The petition was heard by Lord Sandison in the Outer House of the Court of Session. Deans, counsel, and McPhee, counsel, appeared for the petitioner and Burnet KC and Breen, counsel, for the respondent.



Prevent or restrict access

On 22 May 2023, the Jimmy Johnstone Charitable Trust, a charity that leased a football pitch at Cathkin Park, applied for planning permission to construct a new fencing system to prevent “unauthorised use and unpermitted activities” and to prevent “unnecessary trampling” on the grass. Under the terms of the lease, public access to the pitch was to be maintained for local community sports groups when the Trust was not using it.

The proposed development consisted of the construction of a 10-foot high fence around the pitch, with access via a lockable gate controlled by the Trust. It was alleged by the petitioner that the section of the park to which access was to be restricted was frequently used by local residents, in particular residents of the neighbouring Myrtle Park housing estate, for various recreational purposes.

It was submitted to the applicant that the entire purpose of the proposed development was to prevent or restrict public access. An error of fact was made by the respondent in stating that public access would be maintained, which was material to its decision-making. The proposed development would also amount to a net loss of existing green infrastructure because it would remove public access to a large portion of the park.

Counsel for the applicant continued to submit that the respondent had a duty under the 2003 Act to defend the rights of access to land.

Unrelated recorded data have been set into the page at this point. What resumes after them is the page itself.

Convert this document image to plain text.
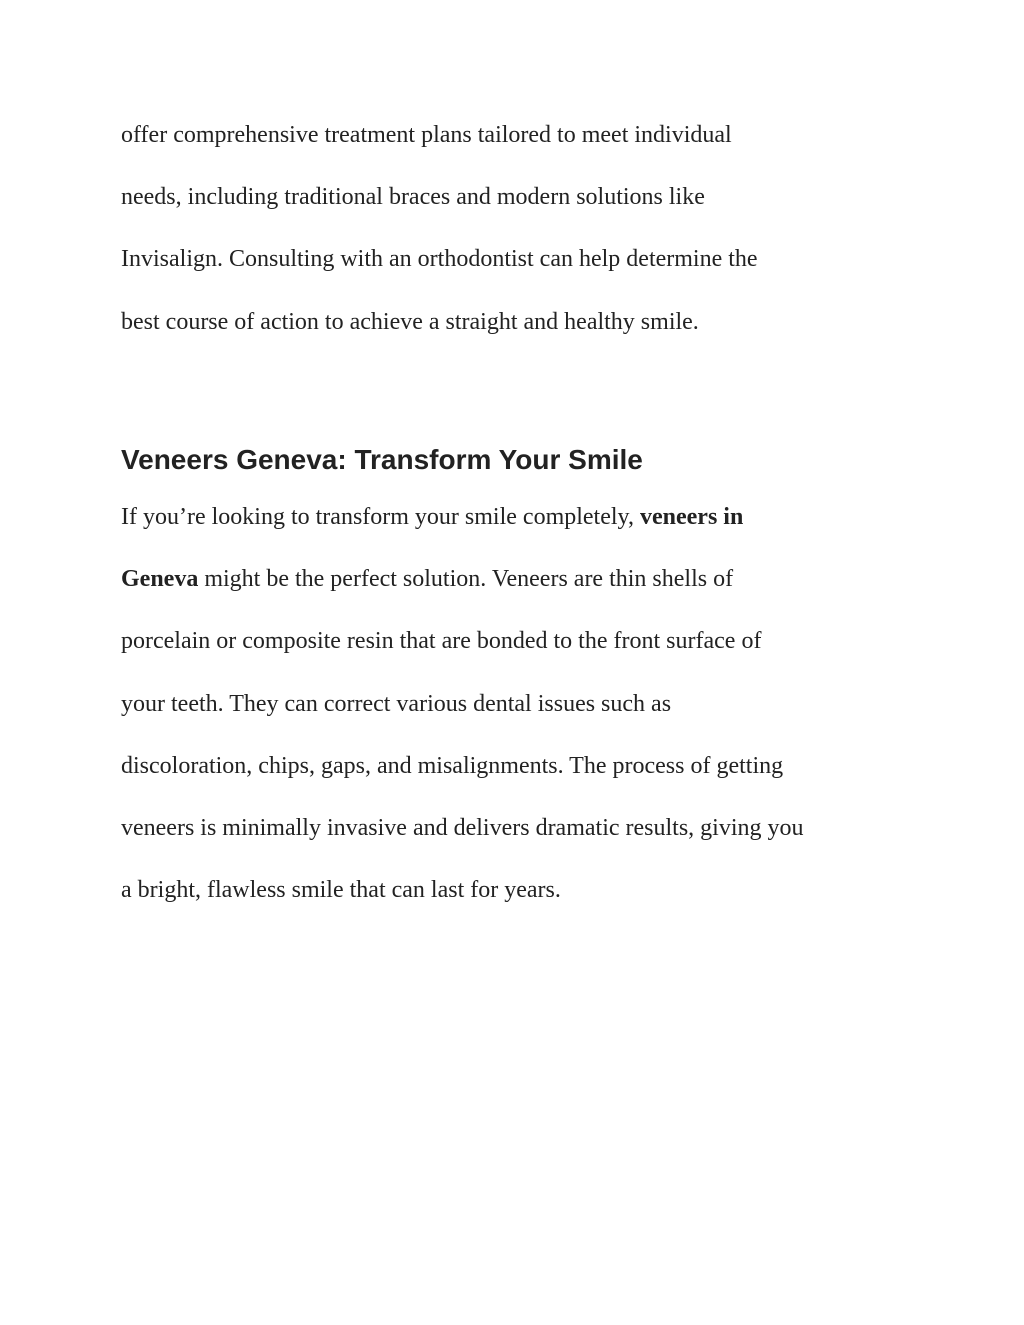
offer comprehensive treatment plans tailored to meet individual
needs, including traditional braces and modern solutions like
Invisalign. Consulting with an orthodontist can help determine the
best course of action to achieve a straight and healthy smile.
Veneers Geneva: Transform Your Smile
If you’re looking to transform your smile completely, veneers in
Geneva might be the perfect solution. Veneers are thin shells of
porcelain or composite resin that are bonded to the front surface of
your teeth. They can correct various dental issues such as
discoloration, chips, gaps, and misalignments. The process of getting
veneers is minimally invasive and delivers dramatic results, giving you
a bright, flawless smile that can last for years.
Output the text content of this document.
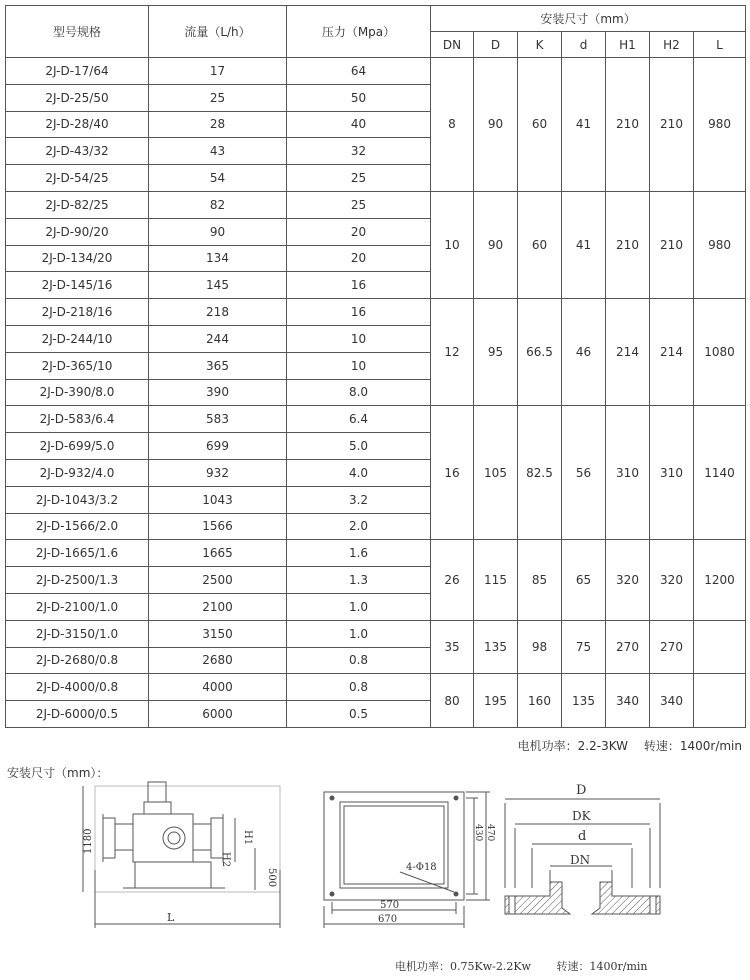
型号规格	流量（L/h）	压力（Mpa）	安装尺寸（mm）						
			DN	D	K	d	H1	H2	L
2J-D-17/64	17	64	8	90	60	41	210	210	980
2J-D-25/50	25	50							
2J-D-28/40	28	40							
2J-D-43/32	43	32							
2J-D-54/25	54	25							
2J-D-82/25	82	25	10	90	60	41	210	210	980
2J-D-90/20	90	20							
2J-D-134/20	134	20							
2J-D-145/16	145	16							
2J-D-218/16	218	16	12	95	66.5	46	214	214	1080
2J-D-244/10	244	10							
2J-D-365/10	365	10							
2J-D-390/8.0	390	8.0							
2J-D-583/6.4	583	6.4	16	105	82.5	56	310	310	1140
2J-D-699/5.0	699	5.0							
2J-D-932/4.0	932	4.0							
2J-D-1043/3.2	1043	3.2							
2J-D-1566/2.0	1566	2.0							
2J-D-1665/1.6	1665	1.6	26	115	85	65	320	320	1200
2J-D-2500/1.3	2500	1.3							
2J-D-2100/1.0	2100	1.0							
2J-D-3150/1.0	3150	1.0	35	135	98	75	270	270	
2J-D-2680/0.8	2680	0.8							
2J-D-4000/0.8	4000	0.8	80	195	160	135	340	340	
2J-D-6000/0.5	6000	0.5							
电机功率：2.2-3KW 转速：1400r/min
安装尺寸（mm）：
H1
H2
1180
500
L
4-Φ18
570
670
430 470
D
DK
d
DN
电机功率：0.75Kw-2.2Kw 转速：1400r/min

Although the respondent argued that such a challenge was premature and that an alternative solution could be found under section 28 of the Act, the alternative solution would not address the applicant’s claim.



Potential materiality

In his ruling, Lord Sandison said of the first ground of challenge: “The issue of access which is inherent in the erection of a perimeter fence has been made clear and acknowledged by the respondent. Its conclusion that public access would not be removed completely by the proposed development was justified by the Trust’s continuing obligation to allow local community sports groups access to and use of the pitch when it is not in use by the Trust or being repaired or maintained. This first ground of challenge to the decision fails.”

Turning to the development plan argument, he noted: “The applicant’s criticisms of the respondent’s treatment of the development plan in the analysis amount to nothing more than a disagreement with the planning judgment exercised by the respondent as planning authority in relation to the application of those policies to the situation in question. The respondent was clearly aware of the terms and import of the relevant policies, and treated them in a way that could not properly be characterised as unreasonable, even if there was scope for reasonable disagreement as to how they might apply to the proposed development.”

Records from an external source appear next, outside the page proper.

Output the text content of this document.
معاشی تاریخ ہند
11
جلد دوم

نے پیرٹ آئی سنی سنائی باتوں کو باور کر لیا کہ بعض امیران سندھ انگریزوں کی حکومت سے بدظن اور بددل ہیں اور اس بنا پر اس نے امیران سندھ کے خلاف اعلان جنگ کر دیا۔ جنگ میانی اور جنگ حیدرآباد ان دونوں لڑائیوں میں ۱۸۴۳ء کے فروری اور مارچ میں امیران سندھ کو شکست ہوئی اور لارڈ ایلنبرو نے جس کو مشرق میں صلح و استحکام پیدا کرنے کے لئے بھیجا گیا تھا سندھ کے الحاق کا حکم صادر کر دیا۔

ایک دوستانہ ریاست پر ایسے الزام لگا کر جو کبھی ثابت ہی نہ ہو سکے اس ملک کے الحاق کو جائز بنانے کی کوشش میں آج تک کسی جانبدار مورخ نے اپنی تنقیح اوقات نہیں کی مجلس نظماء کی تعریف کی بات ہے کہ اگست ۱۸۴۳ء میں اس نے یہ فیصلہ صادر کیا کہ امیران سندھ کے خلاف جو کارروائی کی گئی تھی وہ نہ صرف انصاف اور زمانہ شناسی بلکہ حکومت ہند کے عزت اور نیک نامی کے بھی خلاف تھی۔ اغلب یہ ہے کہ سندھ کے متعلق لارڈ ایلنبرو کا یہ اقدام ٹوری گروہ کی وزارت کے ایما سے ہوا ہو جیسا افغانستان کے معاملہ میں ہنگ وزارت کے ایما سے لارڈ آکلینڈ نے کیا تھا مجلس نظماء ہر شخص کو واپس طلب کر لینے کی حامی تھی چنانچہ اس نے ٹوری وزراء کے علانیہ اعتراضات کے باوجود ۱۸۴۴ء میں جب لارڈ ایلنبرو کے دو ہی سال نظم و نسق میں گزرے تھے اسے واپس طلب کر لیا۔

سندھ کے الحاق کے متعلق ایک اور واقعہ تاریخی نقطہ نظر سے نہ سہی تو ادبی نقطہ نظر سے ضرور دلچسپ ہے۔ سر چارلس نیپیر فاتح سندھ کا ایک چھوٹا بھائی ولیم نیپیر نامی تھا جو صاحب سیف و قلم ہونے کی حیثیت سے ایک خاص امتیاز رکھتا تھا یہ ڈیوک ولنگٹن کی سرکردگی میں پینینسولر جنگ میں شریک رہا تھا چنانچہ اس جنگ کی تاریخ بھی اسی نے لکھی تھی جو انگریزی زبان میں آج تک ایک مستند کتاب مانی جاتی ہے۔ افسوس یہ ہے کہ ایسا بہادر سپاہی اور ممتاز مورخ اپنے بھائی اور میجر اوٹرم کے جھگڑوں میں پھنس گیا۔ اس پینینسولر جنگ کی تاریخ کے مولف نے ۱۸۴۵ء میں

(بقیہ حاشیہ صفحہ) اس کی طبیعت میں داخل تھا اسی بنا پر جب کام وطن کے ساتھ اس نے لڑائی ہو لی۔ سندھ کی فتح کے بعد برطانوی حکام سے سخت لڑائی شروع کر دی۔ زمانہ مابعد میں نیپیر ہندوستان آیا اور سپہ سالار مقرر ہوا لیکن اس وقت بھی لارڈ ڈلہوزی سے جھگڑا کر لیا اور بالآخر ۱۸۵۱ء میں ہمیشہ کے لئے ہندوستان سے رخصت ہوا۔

He continued: “None of the applicant’s criticisms of the respondent’s handling of the development plan meets any of the criteria that would justify the court’s intervention and therefore this part of the challenge also fails.”

Addressing the respondent’s statutory duty, Lord Sandison said: “Section 13 of the 2003 Act is one of a growing number of general, almost abstract, duties on public bodies to behave in a particular way. Many of these duties are unlikely to have a very direct impact on the field of planning law. Others have a more foreseeably direct potential impact on planning decisions. The duty imposed on the respondent by section 13 of the 2003 Act falls into this latter category.



He concluded: “The respondent’s apparent failure to think the matter through inevitably involves the conclusion that he failed to take into account a consideration of at least potential materiality to the decision he was called upon to make. It is not possible to conclude that, had he considered the potential impact of the section 13 duty on that decision, there would not have been a real possibility of a different decision – perhaps involving conditions calculated to produce a more even balance between the various community interests involved in the park and countryside – being made.”

The application was therefore successful in relation to the challenge to the 2003 Act, and the decision complained of was reduced.